When it comes to interceptions, Kent State’s defensive backs are frequenters of that statistic. Elvis Hines, Montre Miller, and K.J. Sherald all have three interceptions on the season, and the Flashes corral picks more than any other team in the MAC. Forcing such turnovers will be an emphasis for this defense when it’s pitted against one of the nation’s most explosive passing attacks.
This is a tricky one to pick. Kent State’s warp-speed offense is electrifying and not many MAC teams succeed in limiting it. However, its defense continues to be a concern, as demonstrated in the lopsided losses to Western Michigan (64-31) and Central Michigan (54-30). If Kent State wants to prevent another one of these results, containing Miami star wide receiver Jack Sorenson and his home run play potential is essential.
When it rains, it pours for the Golden Flashes. In all five of the team’s losses this year, the margin of defeat has been at least 21 points. However, Kent State has prospered in closer games, faring 4-0 when the deficit is 10 points or fewer. Still, the Golden Flashes hold the potential to light up any team in the conference, and the foundation of the Flash Fast offense involves getting the run game going, so that will be the pathway to victory.

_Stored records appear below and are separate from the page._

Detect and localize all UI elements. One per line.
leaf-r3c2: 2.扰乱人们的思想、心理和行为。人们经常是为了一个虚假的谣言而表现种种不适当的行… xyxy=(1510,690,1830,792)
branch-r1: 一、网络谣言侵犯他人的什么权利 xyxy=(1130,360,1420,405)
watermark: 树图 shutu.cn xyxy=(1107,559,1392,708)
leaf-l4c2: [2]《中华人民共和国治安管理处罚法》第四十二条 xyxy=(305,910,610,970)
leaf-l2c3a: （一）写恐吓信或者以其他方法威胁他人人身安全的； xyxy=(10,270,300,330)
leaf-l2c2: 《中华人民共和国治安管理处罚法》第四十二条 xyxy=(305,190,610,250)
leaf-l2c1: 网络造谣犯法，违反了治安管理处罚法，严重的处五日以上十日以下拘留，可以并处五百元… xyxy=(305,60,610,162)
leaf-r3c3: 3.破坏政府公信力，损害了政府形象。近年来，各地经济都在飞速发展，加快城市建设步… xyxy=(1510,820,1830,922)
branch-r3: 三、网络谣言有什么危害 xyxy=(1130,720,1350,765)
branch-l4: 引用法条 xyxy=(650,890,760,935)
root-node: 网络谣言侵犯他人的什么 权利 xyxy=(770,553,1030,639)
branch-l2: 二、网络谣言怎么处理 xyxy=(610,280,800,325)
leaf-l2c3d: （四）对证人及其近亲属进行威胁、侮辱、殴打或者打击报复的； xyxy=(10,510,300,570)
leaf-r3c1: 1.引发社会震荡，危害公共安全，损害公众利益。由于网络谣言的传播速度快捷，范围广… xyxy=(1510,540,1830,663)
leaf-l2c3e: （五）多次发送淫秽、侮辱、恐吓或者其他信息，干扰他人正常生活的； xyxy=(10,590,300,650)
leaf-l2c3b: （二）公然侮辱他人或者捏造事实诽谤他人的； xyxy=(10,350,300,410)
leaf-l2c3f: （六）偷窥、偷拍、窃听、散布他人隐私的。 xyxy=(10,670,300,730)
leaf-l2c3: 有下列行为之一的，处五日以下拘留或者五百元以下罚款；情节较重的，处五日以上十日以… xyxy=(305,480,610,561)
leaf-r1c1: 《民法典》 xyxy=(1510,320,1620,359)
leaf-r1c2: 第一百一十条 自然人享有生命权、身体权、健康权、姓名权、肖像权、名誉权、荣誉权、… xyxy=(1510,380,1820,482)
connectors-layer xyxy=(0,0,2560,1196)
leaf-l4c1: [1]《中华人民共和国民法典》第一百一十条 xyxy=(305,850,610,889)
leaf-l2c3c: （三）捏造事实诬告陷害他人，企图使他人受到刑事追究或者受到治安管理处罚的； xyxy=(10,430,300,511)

Miami doesn’t wind up on the wrong side of blowouts as often as Kent State. The RedHawks’ two MAC losses were by a combined three points. While Miami is more sporadic offensively because it isn’t as multidimensional as Kent State, the RedHawks make up for it by sporting one of the better defensive fronts in the MAC.
This game could be headed for shootout territory, and it’s a tough prediction, but I’ll pick the team that forces stops at a higher rate. Still, this de facto MAC East championship game seems destined to come down to the wire.